Moscow. October 26. Oil prices weakly increase on Monday morning as investors digested data on the reduction in the number of drilling rigs in the U.S. and stimulus measures, China’s Central Bank, reports Bloomberg.
December futures for Brent crude on London’s ICE Futures exchange to 8:33 Moscow time on Monday rose by $0.09 (0.19 percent) to $48,08 per barrel. By the close of market on Friday, the futures price fell by $0.09 (0.19 percent) to $47,99 per barrel.
Futures price for WTI crude oil for December in electronic trading on the new York Mercantile exchange (NYMEX) has increased by this time to $0,11 (0,25%) to $44,71 per barrel. According to the results of the previous session, the contract fell in price by $0,78 (1,72%), to $44,6 per barrel.
Last week Brent fell by 4.9%, WTI – by 5.6%.
On Friday, oilfield services company Baker Hughes reported that for the last week in the U.S. stopped working one oil drilling rig. For the previous three weeks, the number of drilling rigs decreased by 45 units.

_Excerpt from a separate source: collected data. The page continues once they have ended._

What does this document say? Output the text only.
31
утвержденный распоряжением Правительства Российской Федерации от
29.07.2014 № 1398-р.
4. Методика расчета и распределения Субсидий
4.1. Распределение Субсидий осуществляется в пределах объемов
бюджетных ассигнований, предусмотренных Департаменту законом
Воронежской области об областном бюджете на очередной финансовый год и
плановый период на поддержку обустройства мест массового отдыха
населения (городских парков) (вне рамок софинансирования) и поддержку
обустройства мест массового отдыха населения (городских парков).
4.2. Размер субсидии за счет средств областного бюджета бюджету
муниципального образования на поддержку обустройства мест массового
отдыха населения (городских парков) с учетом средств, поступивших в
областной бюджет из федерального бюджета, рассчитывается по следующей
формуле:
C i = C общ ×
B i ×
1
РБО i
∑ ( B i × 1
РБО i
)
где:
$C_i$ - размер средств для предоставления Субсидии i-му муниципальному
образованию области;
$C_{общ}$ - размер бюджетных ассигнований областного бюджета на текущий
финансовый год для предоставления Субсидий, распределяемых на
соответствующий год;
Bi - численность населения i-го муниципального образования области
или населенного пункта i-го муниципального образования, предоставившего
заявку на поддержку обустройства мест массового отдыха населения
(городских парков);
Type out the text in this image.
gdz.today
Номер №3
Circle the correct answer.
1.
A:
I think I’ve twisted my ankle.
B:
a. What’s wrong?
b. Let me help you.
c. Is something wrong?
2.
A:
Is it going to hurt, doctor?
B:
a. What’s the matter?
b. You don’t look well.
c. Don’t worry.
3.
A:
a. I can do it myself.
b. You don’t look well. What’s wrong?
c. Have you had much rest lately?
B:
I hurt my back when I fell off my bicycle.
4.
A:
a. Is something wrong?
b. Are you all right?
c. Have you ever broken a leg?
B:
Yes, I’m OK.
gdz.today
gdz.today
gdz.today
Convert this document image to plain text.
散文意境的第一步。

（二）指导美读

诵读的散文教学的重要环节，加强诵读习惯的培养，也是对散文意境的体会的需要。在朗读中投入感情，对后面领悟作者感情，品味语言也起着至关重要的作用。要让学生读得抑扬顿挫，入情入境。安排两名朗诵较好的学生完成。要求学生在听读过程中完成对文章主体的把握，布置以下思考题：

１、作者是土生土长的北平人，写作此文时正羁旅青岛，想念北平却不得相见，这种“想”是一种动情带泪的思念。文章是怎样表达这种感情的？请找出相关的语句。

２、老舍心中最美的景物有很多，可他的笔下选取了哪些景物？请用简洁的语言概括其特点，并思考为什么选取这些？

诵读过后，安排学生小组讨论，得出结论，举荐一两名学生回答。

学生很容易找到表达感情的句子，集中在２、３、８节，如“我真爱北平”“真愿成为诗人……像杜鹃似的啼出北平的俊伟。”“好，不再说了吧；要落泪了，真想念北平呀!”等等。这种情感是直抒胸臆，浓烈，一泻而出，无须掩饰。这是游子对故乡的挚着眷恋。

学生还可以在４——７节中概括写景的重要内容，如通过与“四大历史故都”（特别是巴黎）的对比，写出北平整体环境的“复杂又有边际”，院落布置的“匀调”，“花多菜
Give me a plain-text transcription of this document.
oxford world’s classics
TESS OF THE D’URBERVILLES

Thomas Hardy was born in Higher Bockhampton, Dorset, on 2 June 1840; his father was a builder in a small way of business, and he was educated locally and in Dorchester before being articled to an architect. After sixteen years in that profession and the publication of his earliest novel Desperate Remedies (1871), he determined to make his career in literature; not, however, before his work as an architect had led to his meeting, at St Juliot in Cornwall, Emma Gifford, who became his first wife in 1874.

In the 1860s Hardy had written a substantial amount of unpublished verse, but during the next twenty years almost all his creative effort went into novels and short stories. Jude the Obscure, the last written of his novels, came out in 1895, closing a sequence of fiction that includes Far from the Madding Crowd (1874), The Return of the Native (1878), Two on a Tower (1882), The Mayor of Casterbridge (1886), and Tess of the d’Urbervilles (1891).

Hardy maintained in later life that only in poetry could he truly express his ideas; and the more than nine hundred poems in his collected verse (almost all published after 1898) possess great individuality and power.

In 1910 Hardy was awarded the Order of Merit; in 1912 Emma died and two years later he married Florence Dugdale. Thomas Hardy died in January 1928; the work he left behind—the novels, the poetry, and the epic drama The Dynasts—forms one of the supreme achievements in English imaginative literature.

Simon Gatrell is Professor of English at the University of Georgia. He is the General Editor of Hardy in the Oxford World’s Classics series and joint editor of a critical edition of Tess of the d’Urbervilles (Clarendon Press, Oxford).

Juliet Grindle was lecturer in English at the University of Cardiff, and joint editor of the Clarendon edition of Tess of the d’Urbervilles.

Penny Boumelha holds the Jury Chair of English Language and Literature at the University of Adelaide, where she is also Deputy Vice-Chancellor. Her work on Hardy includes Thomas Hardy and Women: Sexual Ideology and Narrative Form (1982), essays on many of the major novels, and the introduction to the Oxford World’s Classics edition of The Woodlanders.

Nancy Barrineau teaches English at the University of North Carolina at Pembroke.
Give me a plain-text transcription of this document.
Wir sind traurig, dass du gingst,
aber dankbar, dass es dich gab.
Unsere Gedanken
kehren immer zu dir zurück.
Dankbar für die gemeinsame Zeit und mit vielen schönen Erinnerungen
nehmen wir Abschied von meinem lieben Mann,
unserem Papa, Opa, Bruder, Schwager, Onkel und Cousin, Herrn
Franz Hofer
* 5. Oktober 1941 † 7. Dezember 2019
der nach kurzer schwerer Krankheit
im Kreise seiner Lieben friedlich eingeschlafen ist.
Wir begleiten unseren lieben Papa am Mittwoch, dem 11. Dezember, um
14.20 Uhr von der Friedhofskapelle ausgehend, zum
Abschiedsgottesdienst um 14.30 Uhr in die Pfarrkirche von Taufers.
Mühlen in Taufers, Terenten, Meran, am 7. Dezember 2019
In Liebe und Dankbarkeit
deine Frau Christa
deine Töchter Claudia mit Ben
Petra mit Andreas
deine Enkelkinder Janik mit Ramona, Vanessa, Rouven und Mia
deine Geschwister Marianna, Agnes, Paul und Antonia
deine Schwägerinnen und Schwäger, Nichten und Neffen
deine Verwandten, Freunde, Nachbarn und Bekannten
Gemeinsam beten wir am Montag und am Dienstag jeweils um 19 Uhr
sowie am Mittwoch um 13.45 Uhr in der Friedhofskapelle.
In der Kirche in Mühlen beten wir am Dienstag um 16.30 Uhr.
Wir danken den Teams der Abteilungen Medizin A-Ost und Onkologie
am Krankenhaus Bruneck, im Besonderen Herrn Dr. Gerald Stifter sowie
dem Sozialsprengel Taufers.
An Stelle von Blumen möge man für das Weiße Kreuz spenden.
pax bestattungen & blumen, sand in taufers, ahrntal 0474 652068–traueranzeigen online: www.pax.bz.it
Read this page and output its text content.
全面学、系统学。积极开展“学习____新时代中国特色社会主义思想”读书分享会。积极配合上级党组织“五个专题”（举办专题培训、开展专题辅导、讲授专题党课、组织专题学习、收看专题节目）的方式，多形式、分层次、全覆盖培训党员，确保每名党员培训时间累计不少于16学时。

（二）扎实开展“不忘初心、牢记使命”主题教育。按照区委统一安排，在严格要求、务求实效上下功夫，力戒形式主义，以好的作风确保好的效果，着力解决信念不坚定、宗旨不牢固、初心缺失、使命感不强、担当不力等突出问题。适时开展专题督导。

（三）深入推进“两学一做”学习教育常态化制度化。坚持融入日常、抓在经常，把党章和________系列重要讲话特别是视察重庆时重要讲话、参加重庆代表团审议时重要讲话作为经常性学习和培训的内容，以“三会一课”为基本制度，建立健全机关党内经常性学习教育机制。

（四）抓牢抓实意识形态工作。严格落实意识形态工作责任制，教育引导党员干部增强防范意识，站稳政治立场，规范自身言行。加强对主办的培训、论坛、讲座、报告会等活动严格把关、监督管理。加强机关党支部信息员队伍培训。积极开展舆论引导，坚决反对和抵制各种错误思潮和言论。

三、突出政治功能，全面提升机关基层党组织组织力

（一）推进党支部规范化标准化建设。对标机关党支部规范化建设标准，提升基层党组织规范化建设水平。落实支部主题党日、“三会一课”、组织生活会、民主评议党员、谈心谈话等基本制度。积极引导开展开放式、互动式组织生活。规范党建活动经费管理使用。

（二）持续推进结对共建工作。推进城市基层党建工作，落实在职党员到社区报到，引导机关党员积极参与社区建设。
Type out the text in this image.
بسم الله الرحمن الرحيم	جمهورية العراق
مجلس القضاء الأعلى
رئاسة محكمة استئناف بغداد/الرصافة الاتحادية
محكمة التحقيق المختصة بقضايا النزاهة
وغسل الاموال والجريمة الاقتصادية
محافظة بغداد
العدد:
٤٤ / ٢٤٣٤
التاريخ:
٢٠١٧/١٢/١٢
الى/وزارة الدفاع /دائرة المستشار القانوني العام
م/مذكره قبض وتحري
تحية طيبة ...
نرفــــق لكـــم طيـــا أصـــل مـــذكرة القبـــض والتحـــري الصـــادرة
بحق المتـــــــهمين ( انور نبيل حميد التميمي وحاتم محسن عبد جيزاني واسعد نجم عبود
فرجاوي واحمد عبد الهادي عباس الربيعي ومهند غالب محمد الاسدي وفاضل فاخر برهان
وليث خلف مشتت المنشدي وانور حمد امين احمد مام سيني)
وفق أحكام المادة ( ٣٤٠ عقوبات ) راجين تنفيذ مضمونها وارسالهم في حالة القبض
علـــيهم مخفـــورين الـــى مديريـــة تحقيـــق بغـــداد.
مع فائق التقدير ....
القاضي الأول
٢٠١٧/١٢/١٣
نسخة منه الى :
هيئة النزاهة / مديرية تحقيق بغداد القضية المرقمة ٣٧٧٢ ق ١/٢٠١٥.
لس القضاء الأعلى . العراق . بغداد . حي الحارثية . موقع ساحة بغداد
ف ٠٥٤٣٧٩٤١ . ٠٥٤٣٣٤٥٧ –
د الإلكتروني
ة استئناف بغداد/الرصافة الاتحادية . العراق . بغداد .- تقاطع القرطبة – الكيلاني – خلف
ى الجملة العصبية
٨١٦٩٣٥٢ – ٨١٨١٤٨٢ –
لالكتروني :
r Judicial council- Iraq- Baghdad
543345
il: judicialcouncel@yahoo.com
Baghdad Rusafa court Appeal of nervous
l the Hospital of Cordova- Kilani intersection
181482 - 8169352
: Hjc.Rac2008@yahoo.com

For the past two weeks the volume of oil reserves in the country jumped more than 15 million barrels.
“Significant growth of fuel reserves in the US indicates oversupply in the market, said investment officer at Ayers Alliance Securities Jonathan Barratt. – Grow the quotes will be competitive.”
Meanwhile, it was reported that the people’s Bank of China (the Central Bank of the country) on Friday lowered interest rates on loans and deposits by 25 basis points to 4.35% and 1.5% respectively. Since November of last year, the cost of lending in China decreased for the sixth time. In addition, in order to maintain economic growth, the Chinese Central Bank eased reserve requirements and abolished the upper limit of interest rates on all Bank deposits.
China is the second largest consumer of fuel in the world after the USA.